When a highly leveraged software company defaults in 2026, there is no factory to seize. The lender is left holding thousands of lines of obsolete codebase, a rented AWS server allocation, and a brand name. In an era where AI agents are ruthlessly commoditizing enterprise software, the liquidation value of a defunct SaaS platform is functionally zero. The lenders are about to discover that they underwrote high-yield debt against phantom collateral.
The ARR Illusion
To understand how this happened, you have to look at the flawed metric that fueled the lending spree: Annual Recurring Revenue (ARR).
During the zero-interest-rate environment, private equity sponsors convinced direct lenders to treat a software company’s ARR as if it were a guaranteed, risk-free bond yield. They underwrote massive, floating-rate loans based on the assumption that enterprise software budgets only go in one direction - up.

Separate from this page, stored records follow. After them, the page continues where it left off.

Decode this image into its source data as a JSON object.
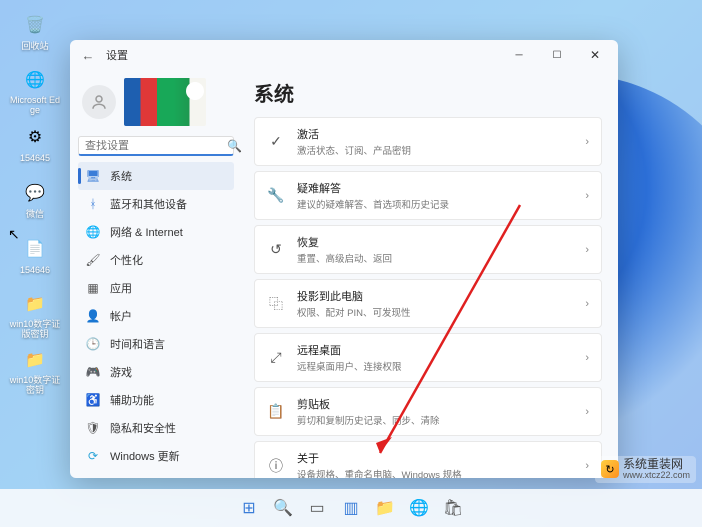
{
  "desktop": {
    "icons": [
      {
        "name": "recycle-bin",
        "label": "回收站",
        "glyph": "🗑️"
      },
      {
        "name": "edge",
        "label": "Microsoft Edge",
        "glyph": "🌐"
      },
      {
        "name": "file-154645",
        "label": "154645",
        "glyph": "⚙"
      },
      {
        "name": "wechat",
        "label": "微信",
        "glyph": "💬"
      },
      {
        "name": "file-154646",
        "label": "154646",
        "glyph": "📄"
      },
      {
        "name": "folder-win10a",
        "label": "win10数字证版密钥",
        "glyph": "📁"
      },
      {
        "name": "folder-win10b",
        "label": "win10数字证密钥",
        "glyph": "📁"
      }
    ]
  },
  "window": {
    "title": "设置",
    "search_placeholder": "查找设置",
    "heading": "系统"
  },
  "nav": [
    {
      "id": "system",
      "label": "系统",
      "color": "#3B7DD8",
      "glyph": "🖥",
      "selected": true
    },
    {
      "id": "bluetooth",
      "label": "蓝牙和其他设备",
      "color": "#3B7DD8",
      "glyph": "ᚼ"
    },
    {
      "id": "network",
      "label": "网络 & Internet",
      "color": "#555",
      "glyph": "🌐"
    },
    {
      "id": "personalization",
      "label": "个性化",
      "color": "#555",
      "glyph": "🖌"
    },
    {
      "id": "apps",
      "label": "应用",
      "color": "#555",
      "glyph": "▦"
    },
    {
      "id": "accounts",
      "label": "帐户",
      "color": "#555",
      "glyph": "👤"
    },
    {
      "id": "time",
      "label": "时间和语言",
      "color": "#555",
      "glyph": "🕒"
    },
    {
      "id": "gaming",
      "label": "游戏",
      "color": "#555",
      "glyph": "🎮"
    },
    {
      "id": "accessibility",
      "label": "辅助功能",
      "color": "#555",
      "glyph": "♿"
    },
    {
      "id": "privacy",
      "label": "隐私和安全性",
      "color": "#555",
      "glyph": "🛡"
    },
    {
      "id": "update",
      "label": "Windows 更新",
      "color": "#2CA5D8",
      "glyph": "⟳"
    }
  ],
  "cards": [
    {
      "id": "activation",
      "icon": "✓",
      "title": "激活",
      "sub": "激活状态、订阅、产品密钥"
    },
    {
      "id": "troubleshoot",
      "icon": "🔧",
      "title": "疑难解答",
      "sub": "建议的疑难解答、首选项和历史记录"
    },
    {
      "id": "recovery",
      "icon": "↺",
      "title": "恢复",
      "sub": "重置、高级启动、返回"
    },
    {
      "id": "projecting",
      "icon": "⿻",
      "title": "投影到此电脑",
      "sub": "权限、配对 PIN、可发现性"
    },
    {
      "id": "remote",
      "icon": "⤢",
      "title": "远程桌面",
      "sub": "远程桌面用户、连接权限"
    },
    {
      "id": "clipboard",
      "icon": "📋",
      "title": "剪贴板",
      "sub": "剪切和复制历史记录、同步、清除"
    },
    {
      "id": "about",
      "icon": "ⓘ",
      "title": "关于",
      "sub": "设备规格、重命名电脑、Windows 规格"
    }
  ],
  "watermark": {
    "title": "系统重装网",
    "url": "www.xtcz22.com"
  },
  "taskbar": [
    {
      "id": "start",
      "glyph": "⊞",
      "color": "#3B7DD8"
    },
    {
      "id": "search",
      "glyph": "🔍",
      "color": "#555"
    },
    {
      "id": "taskview",
      "glyph": "▭",
      "color": "#555"
    },
    {
      "id": "widgets",
      "glyph": "▥",
      "color": "#3B7DD8"
    },
    {
      "id": "explorer",
      "glyph": "📁",
      "color": "#F5C048"
    },
    {
      "id": "edge",
      "glyph": "🌐",
      "color": "#3B7DD8"
    },
    {
      "id": "store",
      "glyph": "🛍",
      "color": "#555"
    }
  ]
}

As the macroeconomic shocks we’ve tracked this quarter - from energy spikes to supply chain redundancy costs - bleed corporate balance sheets dry, the first thing a Fortune 500 CIO cuts is the bloated software stack. The ARR is evaporating just as the floating-rate debt payments hit 12% or 13%. The math is terminal. The companies cannot service the debt, and the private credit funds cannot foreclose on an asset that is rapidly depreciating into open-source code.
The Private Contagion
The most dangerous aspect of this default wave is that it is structurally hidden from the public markets. Private credit funds do not have to mark their assets to market every day like a publicly traded bond ETF. They have been quietly “amend and extending” these bad software loans, pretending the assets are still performing to avoid showing losses to their limited partners.
The dam is breaking. As these software companies run completely out of cash, the private credit funds will be forced to physically write down the debt. The yield-chasing institutional capital that piled into direct lending is about to face severe liquidity traps. Surviving this credit unravelling requires a ruthless audit of any high-yield fixed-income allocations. The absolute necessity right now is violently stripping away exposure to direct lenders or Business Development Companies (BDCs) heavily anchored in the tech and venture space. The safety premium has entirely rotated back to traditional, asset-backed credit - lending secured by physical logistics hubs, heavy machinery, or North American energy infrastructure. If a loan defaults in a stagflationary environment, the only yield that survives is the one backed by an asset you can physically touch.